Vais-je rester seul, toujours ? Non. Parce qu’à force de tendre l’oreille, dans le noir, caché derrière la porte où Dieu se tient tapi, j’ai fini par entendre ce que Dieu me disait. Le Père à qui j’ai remis ce qui m’embrouillait la tête, le Père près de qui j’ai préféré me taire a fini par parler. Il m’a dit une Parole, ou bien plutôt, un Verbe. Une voix en moi habitant mon silence. Un murmure, une rumeur qui n’a fait que grandir. La clameur des petits. La plainte des gens pauvres. Les larmes de la veuve, les cris des opprimés. J’ai entendu Jésus se levant en mon sein. J’ai entendu le Christ se réveillant en moi pour briser mon silence.
C’était lui qui pleurait dans les pleurs des enfants, c’était lui qui souffrait dans la rage de ceux que l’injustice écrase. J’ai reconnu, dans le monde souffrant, Jésus crucifié se rappelant à moi. Tout ce vide creusé hier s’est soudain trop rempli. Débordement de rage contre toute injustice, débordement de vie pour contrer toute mort, débordement de joie… parce que je suis libre. Libre de sortir de la pièce reculée où le Père, par son Fils, m’avait, un temps, caché.

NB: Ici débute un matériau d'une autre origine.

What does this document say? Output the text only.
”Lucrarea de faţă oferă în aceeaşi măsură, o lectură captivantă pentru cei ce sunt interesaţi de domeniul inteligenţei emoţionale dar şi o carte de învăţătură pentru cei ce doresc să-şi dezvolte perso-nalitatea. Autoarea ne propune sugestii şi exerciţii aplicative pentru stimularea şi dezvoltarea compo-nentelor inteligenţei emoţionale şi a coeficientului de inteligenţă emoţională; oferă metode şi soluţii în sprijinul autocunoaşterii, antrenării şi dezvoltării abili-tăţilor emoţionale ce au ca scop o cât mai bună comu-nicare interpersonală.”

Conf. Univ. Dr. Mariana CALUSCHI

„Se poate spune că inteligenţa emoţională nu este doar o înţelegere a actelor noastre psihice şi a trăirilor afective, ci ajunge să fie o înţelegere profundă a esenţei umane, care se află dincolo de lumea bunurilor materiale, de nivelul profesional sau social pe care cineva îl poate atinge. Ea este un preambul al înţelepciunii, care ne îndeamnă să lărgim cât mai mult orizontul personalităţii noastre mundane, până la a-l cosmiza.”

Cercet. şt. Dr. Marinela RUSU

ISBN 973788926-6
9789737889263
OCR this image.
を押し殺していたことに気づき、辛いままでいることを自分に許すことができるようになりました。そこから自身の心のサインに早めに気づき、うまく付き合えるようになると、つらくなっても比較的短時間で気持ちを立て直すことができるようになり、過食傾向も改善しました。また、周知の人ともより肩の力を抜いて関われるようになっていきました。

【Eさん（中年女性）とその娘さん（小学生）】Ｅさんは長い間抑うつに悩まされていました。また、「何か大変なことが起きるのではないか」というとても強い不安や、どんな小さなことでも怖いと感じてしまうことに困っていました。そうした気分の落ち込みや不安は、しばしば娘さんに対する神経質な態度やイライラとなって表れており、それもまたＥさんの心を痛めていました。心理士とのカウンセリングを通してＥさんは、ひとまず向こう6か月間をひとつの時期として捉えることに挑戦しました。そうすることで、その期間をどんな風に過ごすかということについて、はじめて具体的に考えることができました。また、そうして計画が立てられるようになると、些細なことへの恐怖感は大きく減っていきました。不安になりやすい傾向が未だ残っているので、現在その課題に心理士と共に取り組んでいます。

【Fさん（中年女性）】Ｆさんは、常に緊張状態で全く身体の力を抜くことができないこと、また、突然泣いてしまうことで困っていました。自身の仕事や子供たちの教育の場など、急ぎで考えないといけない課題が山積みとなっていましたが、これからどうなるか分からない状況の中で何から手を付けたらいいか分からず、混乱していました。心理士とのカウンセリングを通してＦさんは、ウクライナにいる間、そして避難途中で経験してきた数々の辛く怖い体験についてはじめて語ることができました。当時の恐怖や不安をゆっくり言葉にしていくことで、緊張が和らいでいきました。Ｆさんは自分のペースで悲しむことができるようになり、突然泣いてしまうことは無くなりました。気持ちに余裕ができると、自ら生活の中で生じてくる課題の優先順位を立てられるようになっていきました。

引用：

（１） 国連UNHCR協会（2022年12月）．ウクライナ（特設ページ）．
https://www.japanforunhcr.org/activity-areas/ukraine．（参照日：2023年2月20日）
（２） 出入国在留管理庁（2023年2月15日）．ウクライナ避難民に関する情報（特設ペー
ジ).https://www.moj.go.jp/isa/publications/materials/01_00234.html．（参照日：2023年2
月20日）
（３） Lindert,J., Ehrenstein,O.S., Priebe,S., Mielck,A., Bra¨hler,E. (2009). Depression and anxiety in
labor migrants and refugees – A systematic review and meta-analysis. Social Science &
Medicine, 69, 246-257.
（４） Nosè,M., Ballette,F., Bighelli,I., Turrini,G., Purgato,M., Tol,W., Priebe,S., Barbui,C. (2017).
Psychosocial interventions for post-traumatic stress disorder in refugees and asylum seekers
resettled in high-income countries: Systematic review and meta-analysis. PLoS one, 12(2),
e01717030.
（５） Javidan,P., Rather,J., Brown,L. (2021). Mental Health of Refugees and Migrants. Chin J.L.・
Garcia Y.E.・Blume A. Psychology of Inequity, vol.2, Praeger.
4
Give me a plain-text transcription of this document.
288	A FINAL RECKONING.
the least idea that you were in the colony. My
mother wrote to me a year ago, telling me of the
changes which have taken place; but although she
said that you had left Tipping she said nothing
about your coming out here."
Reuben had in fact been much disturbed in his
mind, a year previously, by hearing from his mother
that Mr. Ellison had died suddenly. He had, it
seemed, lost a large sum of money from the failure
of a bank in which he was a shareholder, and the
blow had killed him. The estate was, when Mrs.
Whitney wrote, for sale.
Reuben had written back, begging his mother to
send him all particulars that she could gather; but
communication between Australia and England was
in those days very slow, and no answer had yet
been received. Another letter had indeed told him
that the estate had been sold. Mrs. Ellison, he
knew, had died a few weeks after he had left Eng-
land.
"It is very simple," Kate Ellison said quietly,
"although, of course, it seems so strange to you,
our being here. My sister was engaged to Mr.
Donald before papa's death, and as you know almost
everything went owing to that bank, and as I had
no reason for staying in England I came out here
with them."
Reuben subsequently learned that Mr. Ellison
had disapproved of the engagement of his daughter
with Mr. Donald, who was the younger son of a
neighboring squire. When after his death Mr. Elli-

Libre : parce que je sais désormais où aller et que faire. Il me faut aimer, les petits en premier. Parce que leur voix est celle de Jésus même. Et je prie aujourd’hui que l’Esprit saint achève la mission qu’en moi, par la voix de Jésus, le Père m’a confiée : « Deviens ce que je suis : ne sois que charité ! »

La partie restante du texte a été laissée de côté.